Face à une précarité grandissante du monde du travail et à une politique de l’emploi en berne, le Syndicat autonome des Inspecteurs du travail (Sait) monte au créneau. Lors d’une déclaration hier à Antsahavola, ses membres ont dénoncé la marginalisation persistante de leur secteur et exigé une réforme en profondeur du système. «Le monde du travail a trop longtemps été relégué au second plan. Il est temps de lui redonner la place qu’il mérite dans les priorités nationales», a déclaré Rojomampionona Ravelomahatratra, président du syndicat.
Depuis la disparition progressive de la politique nationale de l’emploi instaurée en 2005, aucun plan concret n’a été mis en place pour garantir aux citoyens un accès stable au marché du travail.

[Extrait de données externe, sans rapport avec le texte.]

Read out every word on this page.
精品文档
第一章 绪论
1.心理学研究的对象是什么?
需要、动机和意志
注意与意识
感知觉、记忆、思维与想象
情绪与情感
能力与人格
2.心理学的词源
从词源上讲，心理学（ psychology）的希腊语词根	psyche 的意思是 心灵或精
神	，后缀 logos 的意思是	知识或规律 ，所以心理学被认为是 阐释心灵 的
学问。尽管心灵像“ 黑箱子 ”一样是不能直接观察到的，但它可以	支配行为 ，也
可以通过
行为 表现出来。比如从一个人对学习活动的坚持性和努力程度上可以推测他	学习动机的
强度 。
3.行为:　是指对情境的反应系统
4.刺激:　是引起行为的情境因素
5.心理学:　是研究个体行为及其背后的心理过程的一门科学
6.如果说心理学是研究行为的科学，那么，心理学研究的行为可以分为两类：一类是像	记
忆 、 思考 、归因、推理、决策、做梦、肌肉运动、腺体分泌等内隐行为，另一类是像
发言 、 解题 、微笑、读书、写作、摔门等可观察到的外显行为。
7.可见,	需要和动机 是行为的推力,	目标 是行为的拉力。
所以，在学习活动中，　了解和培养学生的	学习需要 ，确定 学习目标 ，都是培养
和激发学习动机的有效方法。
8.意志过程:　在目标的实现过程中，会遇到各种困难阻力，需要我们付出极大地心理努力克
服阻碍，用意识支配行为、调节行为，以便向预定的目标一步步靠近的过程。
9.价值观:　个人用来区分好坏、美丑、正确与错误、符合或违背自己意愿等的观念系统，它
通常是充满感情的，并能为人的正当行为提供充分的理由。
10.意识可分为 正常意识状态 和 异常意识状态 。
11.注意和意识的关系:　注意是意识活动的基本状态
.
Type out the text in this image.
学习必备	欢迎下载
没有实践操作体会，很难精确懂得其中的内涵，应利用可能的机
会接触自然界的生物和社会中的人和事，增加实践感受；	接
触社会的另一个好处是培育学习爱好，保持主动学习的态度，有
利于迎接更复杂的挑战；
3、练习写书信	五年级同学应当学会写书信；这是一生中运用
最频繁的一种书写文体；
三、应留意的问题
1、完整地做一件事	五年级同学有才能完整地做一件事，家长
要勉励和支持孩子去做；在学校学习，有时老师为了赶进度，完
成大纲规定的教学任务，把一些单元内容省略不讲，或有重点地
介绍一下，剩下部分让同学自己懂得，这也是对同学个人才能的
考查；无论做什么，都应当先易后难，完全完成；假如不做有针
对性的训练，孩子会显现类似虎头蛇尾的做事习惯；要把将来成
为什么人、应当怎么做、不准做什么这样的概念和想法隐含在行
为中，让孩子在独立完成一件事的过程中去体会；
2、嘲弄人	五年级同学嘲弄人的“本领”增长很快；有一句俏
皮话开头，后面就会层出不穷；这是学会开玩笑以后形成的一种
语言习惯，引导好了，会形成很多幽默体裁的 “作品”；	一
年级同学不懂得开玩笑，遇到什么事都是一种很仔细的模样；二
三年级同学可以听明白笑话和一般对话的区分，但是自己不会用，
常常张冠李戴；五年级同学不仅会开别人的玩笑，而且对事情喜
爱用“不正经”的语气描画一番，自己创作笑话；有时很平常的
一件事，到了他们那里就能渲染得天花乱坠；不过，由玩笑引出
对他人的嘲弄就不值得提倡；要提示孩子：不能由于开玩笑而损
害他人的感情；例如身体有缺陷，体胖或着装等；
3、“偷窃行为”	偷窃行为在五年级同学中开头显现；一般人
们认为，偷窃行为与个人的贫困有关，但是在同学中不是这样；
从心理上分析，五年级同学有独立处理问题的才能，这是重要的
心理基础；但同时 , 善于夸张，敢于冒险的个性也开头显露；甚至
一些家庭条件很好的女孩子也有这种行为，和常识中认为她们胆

Pour les inspecteurs, cette absence traduit un manque criant de volonté politique.
Ils appellent donc au retour immédiat d’une politique de l’emploi ambitieuse, structurée et respectueuse des normes internationales.
Des inspecteurs en première ligne face aux crises
Le Sait a souligné que dans un contexte économique marqué par des actes de pillage, des pertes massives d’emplois et un recours fréquent au chômage technique, les inspecteurs du travail se retrouvent au front. Ils tentent tant bien que mal de protéger les travailleurs vulnérables, tout en accompagnant les entreprises en difficulté. Mais leur action est freinée par un cadre juridique jugé insuffisant et par un manque d’indépendance.
«Nous demandons depuis 2020 un statut spécial garantissant notre autonomie. Ce texte n’a jamais vu le jour, alors que nous sommes de hauts fonctionnaires sortants de l’Ecole nationale d’administration de Madagascar (Enam), chargés de coordonner les politiques de l’emploi», martèle un inspecteur.
Le Sait affirme aussi son soutien au mouvement de la Génération Z, qui réclame un changement de système et la mise en œuvre des droits fondamentaux. Premier syndicat de fonctionnaires à soutenir ouvertement cette mobilisation, il entend s’inscrire dans une dynamique de réforme transversale.